Advanced Topics (tentative):
- Vision for Robotics
- Active Learning
- Anomaly Detection
- Neural Implicit Representation
- Scene Understanding

- R. Szeliski, Computer Vision: Algorithms and Applications. Springer.

- D. Forsyth and J. Ponce. Computer Vision: A modern Approach. Pearson.

- I. Goodfellow, Y. Bengio and A. Courville. Deep Learning. MIT Press

The exam consists of an oral test (70% of the final mark) together with a discussion of a project (30% of the final mark) agreed upon with the teacher.

oral

The lecturer has a duty to ensure that the rules regarding the authenticity and originality of exam tests and papers are respected. Therefore, if there is suspicion of irregular conduct, an additional assessment may be conducted, which could differ from the original exam description.

A. Scores in the 18-22 range will be awarded in the presence of:
- Sufficient knowledge and ability to structure the project;
- Limited ability to justify implementation choices;
- Sufficient communication skills, especially in relation to the use of course-specific language.

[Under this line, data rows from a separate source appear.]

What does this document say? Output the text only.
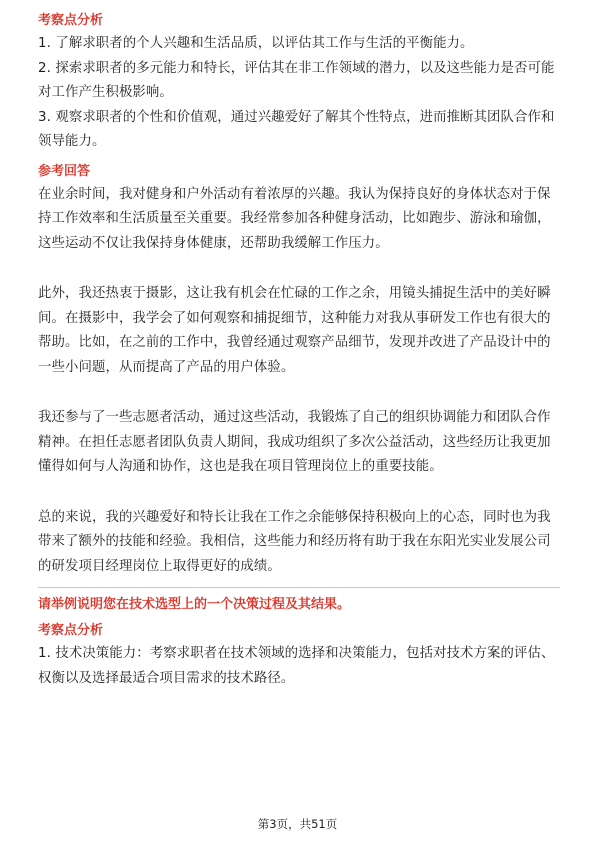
考察点分析

1. 了解求职者的个人兴趣和生活品质，以评估其工作与生活的平衡能力。

2. 探索求职者的多元能力和特长，评估其在非工作领域的潜力，以及这些能力是否可能对工作产生积极影响。

3. 观察求职者的个性和价值观，通过兴趣爱好了解其个性特点，进而推断其团队合作和领导能力。

参考回答

在业余时间，我对健身和户外活动有着浓厚的兴趣。我认为保持良好的身体状态对于保持工作效率和生活质量至关重要。我经常参加各种健身活动，比如跑步、游泳和瑜伽，这些运动不仅让我保持身体健康，还帮助我缓解工作压力。

此外，我还热衷于摄影，这让我有机会在忙碌的工作之余，用镜头捕捉生活中的美好瞬间。在摄影中，我学会了如何观察和捕捉细节，这种能力对我从事研发工作也有很大的帮助。比如，在之前的工作中，我曾经通过观察产品细节，发现并改进了产品设计中的一些小问题，从而提高了产品的用户体验。

我还参与了一些志愿者活动，通过这些活动，我锻炼了自己的组织协调能力和团队合作精神。在担任志愿者团队负责人期间，我成功组织了多次公益活动，这些经历让我更加懂得如何与人沟通和协作，这也是我在项目管理岗位上的重要技能。

总的来说，我的兴趣爱好和特长让我在工作之余能够保持积极向上的心态，同时也为我带来了额外的技能和经验。我相信，这些能力和经历将有助于我在东阳光实业发展公司的研发项目经理岗位上取得更好的成绩。

请举例说明您在技术选型上的一个决策过程及其结果。

考察点分析

1. 技术决策能力：考察求职者在技术领域的选择和决策能力，包括对技术方案的评估、权衡以及选择最适合项目需求的技术路径。

第3页，共51页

B. Scores in the 23-26 range will be awarded in the presence of:
- Fair knowledge and ability to structure the project;
- Fair ability to collect and/or interpret data, proposing effective implementation solutions;
- Fair communication skills, especially in relation to the use of course-specific language.

C. Scores in the 27-30 range will be awarded in the presence of:
- Good or excellent knowledge and ability to structure the project;
- Good or excellent ability to collect and/or interpret data, proposing innovative implementation solutions;
- Fully appropriate communication skills, especially in relation to the use of course-specific language.

D. Lode will be awarded in the presence of excellent knowledge and applied understanding of the program, judgment skills, and communication abilities.

Powerpoint presentations and chalk talk.

To favor an "active" appraoch to the study of the topics covered in the classes, students will be asked to develop a simple project which will be discussed during the oral examination.